Mercedes-Benz Trucks continues with practical trials of the battery-powered 
Mercedes-Benz eActros. For the first time a Belgian logistics company Van Mieghem Logistics starts operating the all-electric eActros. The family-owned company, which specializes in both international transport and national distribution services, is testing the eActros on daily distribution journeys of up to 200 km in the vicinity of the company’s headquarters in Saintes, Belgium.

The Mercedes-Benz eActros will be initially used for delivering pharmaceutical goods to hospitals and nursing homes. Additional tasks are planned to follow soon. The 25-ton truck with a range of around 200 kilometres is equipped with a Schmitz Cargobull refrigerated swap body, which is also electrically operated and therefore emission-free.
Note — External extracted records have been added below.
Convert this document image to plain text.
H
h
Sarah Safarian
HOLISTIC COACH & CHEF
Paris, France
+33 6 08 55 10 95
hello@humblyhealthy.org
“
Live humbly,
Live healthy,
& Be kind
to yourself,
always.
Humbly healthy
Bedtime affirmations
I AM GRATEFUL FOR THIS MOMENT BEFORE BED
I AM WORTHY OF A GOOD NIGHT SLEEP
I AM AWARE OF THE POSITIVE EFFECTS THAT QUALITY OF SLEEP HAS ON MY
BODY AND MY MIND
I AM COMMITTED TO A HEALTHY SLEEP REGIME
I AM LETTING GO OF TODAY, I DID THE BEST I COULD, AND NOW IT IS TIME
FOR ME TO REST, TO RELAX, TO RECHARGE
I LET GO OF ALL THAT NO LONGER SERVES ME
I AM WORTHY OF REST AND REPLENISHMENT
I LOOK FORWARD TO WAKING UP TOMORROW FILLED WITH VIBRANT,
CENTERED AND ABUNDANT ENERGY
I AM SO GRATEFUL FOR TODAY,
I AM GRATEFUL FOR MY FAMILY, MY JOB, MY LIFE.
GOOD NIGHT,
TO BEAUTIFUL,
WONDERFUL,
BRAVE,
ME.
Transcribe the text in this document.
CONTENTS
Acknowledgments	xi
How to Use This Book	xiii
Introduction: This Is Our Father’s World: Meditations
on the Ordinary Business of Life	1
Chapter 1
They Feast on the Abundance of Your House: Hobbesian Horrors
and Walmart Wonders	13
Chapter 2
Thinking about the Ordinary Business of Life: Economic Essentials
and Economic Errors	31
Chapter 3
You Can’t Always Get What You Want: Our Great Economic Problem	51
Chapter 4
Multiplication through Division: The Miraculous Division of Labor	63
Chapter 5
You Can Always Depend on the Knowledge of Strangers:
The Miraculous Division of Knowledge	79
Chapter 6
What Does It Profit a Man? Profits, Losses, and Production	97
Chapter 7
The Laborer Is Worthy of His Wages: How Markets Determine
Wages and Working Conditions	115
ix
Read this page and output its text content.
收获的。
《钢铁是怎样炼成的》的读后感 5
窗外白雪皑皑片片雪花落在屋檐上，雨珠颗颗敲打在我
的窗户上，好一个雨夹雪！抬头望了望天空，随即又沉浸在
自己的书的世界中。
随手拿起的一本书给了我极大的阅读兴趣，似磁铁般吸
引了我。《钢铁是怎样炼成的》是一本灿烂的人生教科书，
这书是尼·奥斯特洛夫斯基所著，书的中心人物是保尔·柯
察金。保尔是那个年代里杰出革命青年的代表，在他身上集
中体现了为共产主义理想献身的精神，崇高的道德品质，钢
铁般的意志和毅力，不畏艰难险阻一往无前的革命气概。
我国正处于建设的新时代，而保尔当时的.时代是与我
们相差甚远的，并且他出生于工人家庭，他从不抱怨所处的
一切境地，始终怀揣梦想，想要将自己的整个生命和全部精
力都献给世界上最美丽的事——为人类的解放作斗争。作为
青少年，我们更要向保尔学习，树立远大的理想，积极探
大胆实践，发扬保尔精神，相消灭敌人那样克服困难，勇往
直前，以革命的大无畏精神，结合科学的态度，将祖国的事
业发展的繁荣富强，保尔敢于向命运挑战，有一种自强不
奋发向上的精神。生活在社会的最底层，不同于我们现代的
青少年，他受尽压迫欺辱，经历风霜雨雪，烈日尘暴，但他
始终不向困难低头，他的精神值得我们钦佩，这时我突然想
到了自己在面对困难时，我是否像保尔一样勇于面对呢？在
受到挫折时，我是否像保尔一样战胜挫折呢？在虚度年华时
The batteries of the truck are charged overnight at the company’s warehouse.

Peter Brock, CEO at Mercedes-Benz Trucks Belgium and Luxembourg: “The eActros has seen intensive customer tests in Germany, Switzerland and the Netherlands since 2018. We are proud to now have the first all-electric eActros in Belgium to be tested with Van Mieghem Logistics, an esteemed logistics company in the country.”

Laurent Van Mieghem, member of the management at Van Mieghem Logistics: “The protection of natural resources is an integral element of our corporate activities. That’s why we already invested in solar panels on top of our new warehouse and are also investigating the installation of wind turbines on our company premises, which would be ideal for harvesting our own energy to power electric trucks and logistics warehouses in future. Our interest in CNG or LNG powered trucks has always been very moderate, as they still use fossil fuels. An all-electric truck however has always been on our minds and as a logistics company with a 90% Mercedes-Benz fleet, it was only obvious that we were very eager to participate in the Mercedes-Benz eActros tests. This is for our company the way to go to realize a CO2-neutral transport solution that meets our corporate values of sustainability and puts us in the driver seat when it comes to modern and environment-friendly technology.”

Swap body with electric cooling unit from Schmitz Cargobull 
The swap body of the eActros used by Van Mieghem Logistics is the W.KO COOL model from Schmitz Cargobull. It has optimized insulation for the energy-efficient transport of refrigerated goods. Its robust construction is ideal for intensive daily use. The purely electrically powered refrigeration unit operates completely emission-free and is specially designed for use in distribution transport. The vehicle bodies will be largely provided by Schmitz Cargobull also in the second test phase.

Boris Billich, Board Member Schmitz Cargobull: “Schmitz Cargobull is actively driving the development of more environmental-friendly and sustainable transport concepts. The emission-free refrigerated swap body W.KO COOL is successful proof of these efforts. We are glad and honoured that Van Mieghem Logistics is using it together with the eActros.”

Numerous insights gained from the first phase
Since 2020, the eActros has been in the second phase of its practical testing as part of the so-called “innovation fleet”. One of the many findings gained during the practical tests is that the eActros’s range of about 200 kilometers has proven to be absolutely realistic – regardless of payload, route or topography. The eActros is in no way inferior to a conventional diesel truck in terms of availability and performance in urban traffic, on highways or overland routes. The cooling system for the cargo, but also the air conditioning – both electrically operated – have been functioning without any limitation in both extreme heat and winter conditions. Drivers are very pleased with the continuous availability of torque across the entire speed range. They also report in particular on the quiet driving style and a pleasant, smooth driving experience. In addition, when driving with foresight, electrical energy can be recovered through recuperation, i.e. motor braking. It is then rarely necessary to use the brake pedal.